Hyperhomocysteinemia and MTHFR 677TT genetic variant emerged as independent risk factors for subclinical atherosclerosis in SLE patients, implying genetic influences as potential contributors to the increased burden of atherosclerotic disease characterizing SLE.



中文翻译:

MTHFR基因变异在狼疮相关的亚临床动脉粥样硬化中的作用

客观的

先前已确定高半胱氨酸浓度是系统性红斑狼疮(SLE)患者亚临床动脉粥样硬化的独立危险因素。

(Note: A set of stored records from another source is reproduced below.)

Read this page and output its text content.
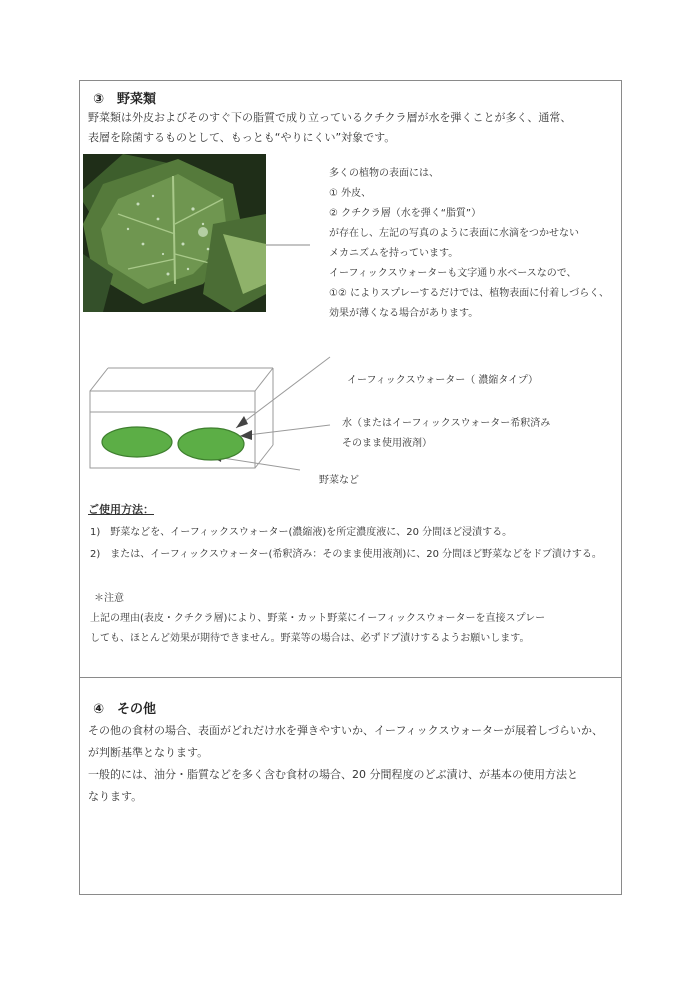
③　野菜類
野菜類は外皮およびそのすぐ下の脂質で成り立っているクチクラ層が水を弾くことが多く、通常、
表層を除菌するものとして、もっとも“やりにくい”対象です。
多くの植物の表面には、
① 外皮、
② クチクラ層（水を弾く“脂質”）
が存在し、左記の写真のように表面に水滴をつかせない
メカニズムを持っています。
イーフィックスウォーターも文字通り水ベースなので、
①② によりスプレーするだけでは、植物表面に付着しづらく、
効果が薄くなる場合があります。
イーフィックスウォーター（ 濃縮タイプ）
水（またはイーフィックスウォーター希釈済み
そのまま使用液剤）
野菜など
ご使用方法：
1)　野菜などを、イーフィックスウォーター(濃縮液)を所定濃度液に、20 分間ほど浸漬する。
2)　または、イーフィックスウォーター(希釈済み：そのまま使用液剤)に、20 分間ほど野菜などをドブ漬けする。
＊注意
上記の理由(表皮・クチクラ層)により、野菜・カット野菜にイーフィックスウォーターを直接スプレー
しても、ほとんど効果が期待できません。野菜等の場合は、必ずドブ漬けするようお願いします。
④　その他
その他の食材の場合、表面がどれだけ水を弾きやすいか、イーフィックスウォーターが展着しづらいか、
が判断基準となります。
一般的には、油分・脂質などを多く含む食材の場合、20 分間程度のどぶ漬け、が基本の使用方法と
なります。
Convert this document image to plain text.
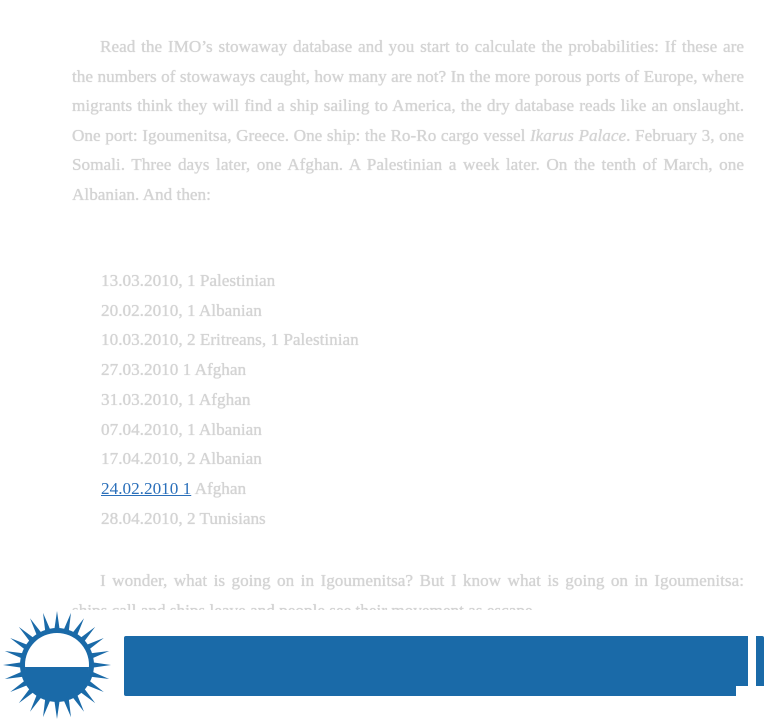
Read the IMO’s stowaway database and you start to calculate the probabilities: If these are the numbers of stowaways caught, how many are not? In the more porous ports of Europe, where migrants think they will find a ship sailing to America, the dry database reads like an onslaught. One port: Igoumenitsa, Greece. One ship: the Ro-Ro cargo vessel Ikarus Palace. February 3, one Somali. Three days later, one Afghan. A Palestinian a week later. On the tenth of March, one Albanian. And then:

13.03.2010, 1 Palestinian
20.02.2010, 1 Albanian
10.03.2010, 2 Eritreans, 1 Palestinian
27.03.2010 1 Afghan
31.03.2010, 1 Afghan
07.04.2010, 1 Albanian
17.04.2010, 2 Albanian
24.02.2010 1 Afghan
28.04.2010, 2 Tunisians

I wonder, what is going on in Igoumenitsa? But I know what is going on in Igoumenitsa:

鉴于已知高半胱氨酸水平受到遗传因素的强烈影响,在当前研究中,我们研究了高同型半胱氨酸水平以及5、10-亚甲基四氢叶酸还原酶(MTHFR)编码基因的功能多态性SLE患者的动脉粥样硬化性疾病。

方法

通过基于PCR的检测方法对150例SLE患者,214例类风湿性关节炎(RA)患者和561名年龄/性别相匹配的健康志愿者(HC)的外周DNA样本进行了基因分型,以检测MTHFR基因多态性(c。677C> T和c 1298A> C)。所有SLE患者和30位年龄相匹配的RA患者均接受亚临床动脉粥样硬化评估[超声测量内膜中层厚度评分(IMT)并检测颈动脉和/或股骨(C / F)斑块],并进行完整的临床和实验室评估,包括血清同型半胱氨酸水平。使用单变量和多变量模型(SPSS 21.0)分析数据。

结果

在26.0%的SLE患者中检测到高同型半胱氨酸血症,而与年龄/性别匹配的RA对照者则为6.7%(p = 0.02)。RA患者中较高的血清B12水平和MTHFR 677TT变体的频率降低可能是造成两组之间观察到的差异的潜在原因。在调整传统的心血管危险因素和疾病相关特征(包括年龄,性别,BMI,胆固醇和甘油三酸酯水平,存在动脉高压,吸烟后,SLE患者中,高同型半胱氨酸血症和MTHFR 677TT基因型均被确定为斑块形成的独立因素)。包/年),疾病持续时间和类固醇总剂量[OR 95%(CI):分别为5.8(1.0–35.8)和5.2(1.1–24.0)]。还发现MTHFR 677TT基因型(而非高同型半胱氨酸血症)导致动脉壁增厚的风险增加,

结论

高同型半胱氨酸血症和MTHFR 677TT基因变异已成为SLE患者亚临床动脉粥样硬化的独立危险因素,这暗示遗传因素可能是导致SLE的动脉粥样硬化疾病负担增加的潜在因素。